Unnamed: 0,label,message
0,0,"go until jurong point, crazy.. available only ..."
1,0,ok lar... joking wif u oni...
2,1,free entry in 2 a wkly comp to win fa cup fina...
3,0,u dun say so early hor... u c already then say...
4,0,"nah i don't think he goes to usf, he lives aro..."


In [8]:
# verify label conversion
print("Label distribution after preprocessing:")
print(df_clean['label'].value_counts())
print(f"\nSpam percentage: {df_clean['label'].mean()*100:.1f}%")

Label distribution after preprocessing:
label
0    4825
1     747
Name: count, dtype: int64

Spam percentage: 13.4%


## 3. Split Data

We'll split the data into:
- Train: 70%
- Validation: 15%
- Test: 15%

Using stratified splitting to maintain class distribution across splits.

In [9]:
def split_data(df, train_size=0.7, val_size=0.15, test_size=0.15, random_state=42):
    """
    Split data into train, validation, and test sets.
    Uses stratified splitting to maintain class distribution.
    """
    # first split: separate test set
    train_val, test = train_test_split(
        df, 
        test_size=test_size, 
        random_state=random_state,
        stratify=df['label']
    )
    
    # second split: separate train and validation
    val_ratio = val_size / (train_size + val_size)
    train, val = train_test_split(
        train_val,
        test_size=val_ratio,
        random_state=random_state,
        stratify=train_val['label']
    )
    
    return train, val, test

In [10]:
# split the data
train_df, val_df, test_df = split_data(df_clean)

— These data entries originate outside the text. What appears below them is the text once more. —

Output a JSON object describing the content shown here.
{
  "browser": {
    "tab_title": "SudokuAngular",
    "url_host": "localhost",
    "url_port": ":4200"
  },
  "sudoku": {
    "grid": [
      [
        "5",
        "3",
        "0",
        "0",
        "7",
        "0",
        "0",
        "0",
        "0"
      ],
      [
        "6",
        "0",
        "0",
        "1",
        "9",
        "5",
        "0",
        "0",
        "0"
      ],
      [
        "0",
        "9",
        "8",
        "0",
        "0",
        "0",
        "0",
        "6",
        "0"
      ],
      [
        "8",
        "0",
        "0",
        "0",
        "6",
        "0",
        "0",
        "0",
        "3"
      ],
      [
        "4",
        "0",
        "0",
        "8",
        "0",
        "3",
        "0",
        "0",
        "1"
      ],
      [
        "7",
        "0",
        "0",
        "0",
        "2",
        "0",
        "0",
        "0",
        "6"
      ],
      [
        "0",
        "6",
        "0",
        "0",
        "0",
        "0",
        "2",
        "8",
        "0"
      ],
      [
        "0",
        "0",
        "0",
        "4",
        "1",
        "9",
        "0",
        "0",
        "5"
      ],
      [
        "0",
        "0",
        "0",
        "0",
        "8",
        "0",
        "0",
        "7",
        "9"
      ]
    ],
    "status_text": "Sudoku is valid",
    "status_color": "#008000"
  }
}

print(f"Train size: {len(train_df)} ({len(train_df)/len(df_clean)*100:.1f}%)")
print(f"Validation size: {len(val_df)} ({len(val_df)/len(df_clean)*100:.1f}%)")
print(f"Test size: {len(test_df)} ({len(test_df)/len(df_clean)*100:.1f}%)")

Train size: 3900 (70.0%)
Validation size: 836 (15.0%)
Test size: 836 (15.0%)


In [11]:
# verify class distribution is maintained in all splits
print("Spam percentage in each split:")
print(f"  Train: {train_df['label'].mean()*100:.1f}%")
print(f"  Validation: {val_df['label'].mean()*100:.1f}%")
print(f"  Test: {test_df['label'].mean()*100:.1f}%")

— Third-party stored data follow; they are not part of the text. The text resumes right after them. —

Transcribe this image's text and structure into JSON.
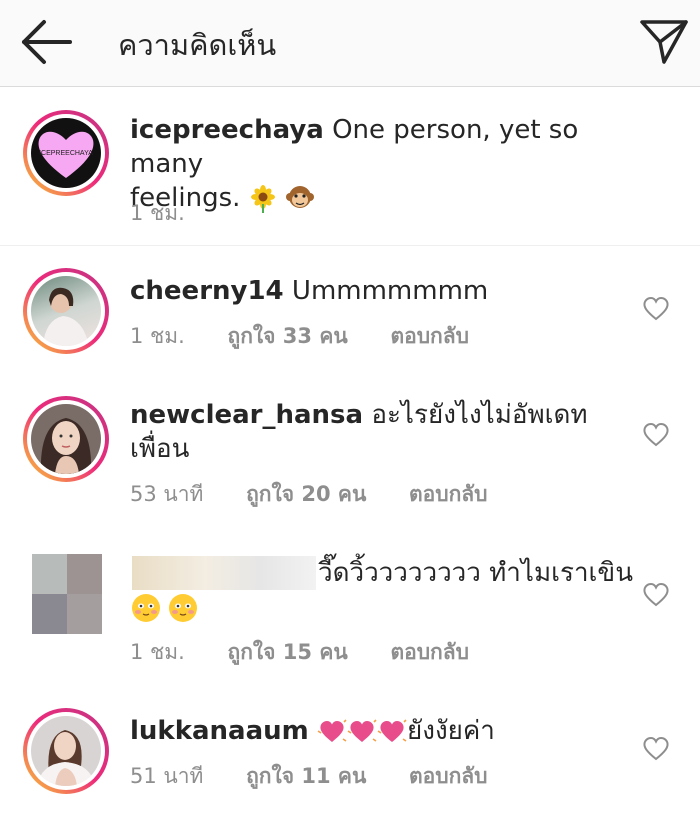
{
  "header": {
    "title": "ความคิดเห็น"
  },
  "caption": {
    "username": "icepreechaya",
    "avatar_text": "ICEPREECHAYA",
    "text": "One person, yet so many",
    "text2": "feelings.",
    "time": "1 ชม."
  },
  "comments": [
    {
      "username": "cheerny14",
      "text": "Ummmmmmm",
      "time": "1 ชม.",
      "likes": "ถูกใจ 33 คน",
      "reply": "ตอบกลับ"
    },
    {
      "username": "newclear_hansa",
      "text": "อะไรยังไงไม่อัพเดท",
      "text2": "เพื่อน",
      "time": "53 นาที",
      "likes": "ถูกใจ 20 คน",
      "reply": "ตอบกลับ"
    },
    {
      "username": "",
      "text": "วี๊ดวิ้วววววววว ทำไมเราเขิน",
      "time": "1 ชม.",
      "likes": "ถูกใจ 15 คน",
      "reply": "ตอบกลับ"
    },
    {
      "username": "lukkanaaum",
      "text": "ยังงัยค่า",
      "time": "51 นาที",
      "likes": "ถูกใจ 11 คน",
      "reply": "ตอบกลับ"
    }
  ],
  "icons": {
    "back": "arrow-left-icon",
    "send": "paper-plane-icon",
    "like": "heart-outline-icon",
    "sunflower": "sunflower-emoji",
    "monkey": "monkey-emoji",
    "blush": "blush-emoji",
    "hearts": "sparkling-heart-emoji"
  },
  "colors": {
    "ring_gradient": [
      "#f9ce34",
      "#ee2a7b",
      "#c13584"
    ],
    "secondary_text": "#8e8e8e",
    "header_bg": "#fafafa",
    "avatar_heart": "#f7a8f2"
  }
}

Spam percentage in each split:
  Train: 13.4%
  Validation: 13.4%
  Test: 13.4%


The spam percentage is consistent across all splits (~13%), which means our stratified splitting worked correctly.

## 4. Save Splits

Save the train, validation, and test sets to CSV files.

In [12]:
def save_splits(train_df, val_df, test_df):
    """
    Save the data splits to CSV files.
    """
    train_df.to_csv('train.csv', index=False)
    val_df.to_csv('validation.csv', index=False)
    test_df.to_csv('test.csv', index=False)
    print("Saved: train.csv, validation.csv, test.csv")

In [13]:
# save the splits
save_splits(train_df, val_df, test_df)

Saved: train.csv, validation.csv, test.csv


In [14]:
# quick verification - load and check saved files
print("Verification - loading saved files:")
print(f"train.csv: {len(pd.read_csv('train.csv'))} rows")
print(f"validation.csv: {len(pd.read_csv('validation.csv'))} rows")
print(f"test.csv: {len(pd.read_csv('test.csv'))} rows")

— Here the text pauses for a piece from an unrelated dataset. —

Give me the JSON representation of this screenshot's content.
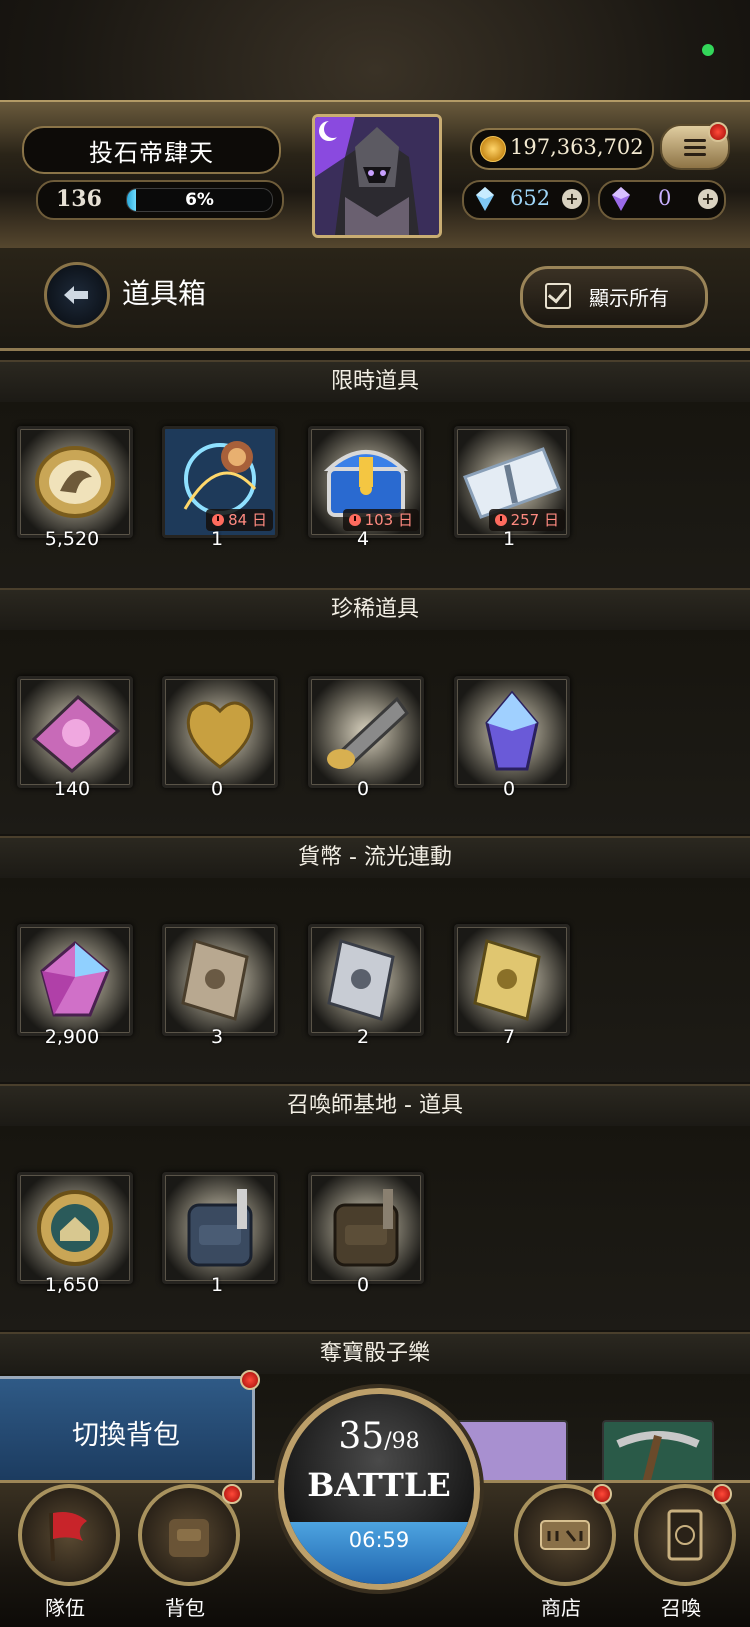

Verification - loading saved files:
train.csv: 3900 rows
validation.csv: 836 rows
test.csv: 836 rows


## Summary

Data preparation complete:
- Loaded 5572 SMS messages
- Preprocessed (cleaned text, converted labels to binary)
- Split into train (70%), validation (15%), test (15%)
- Saved to CSV files

The data is now ready for model training in train.ipynb.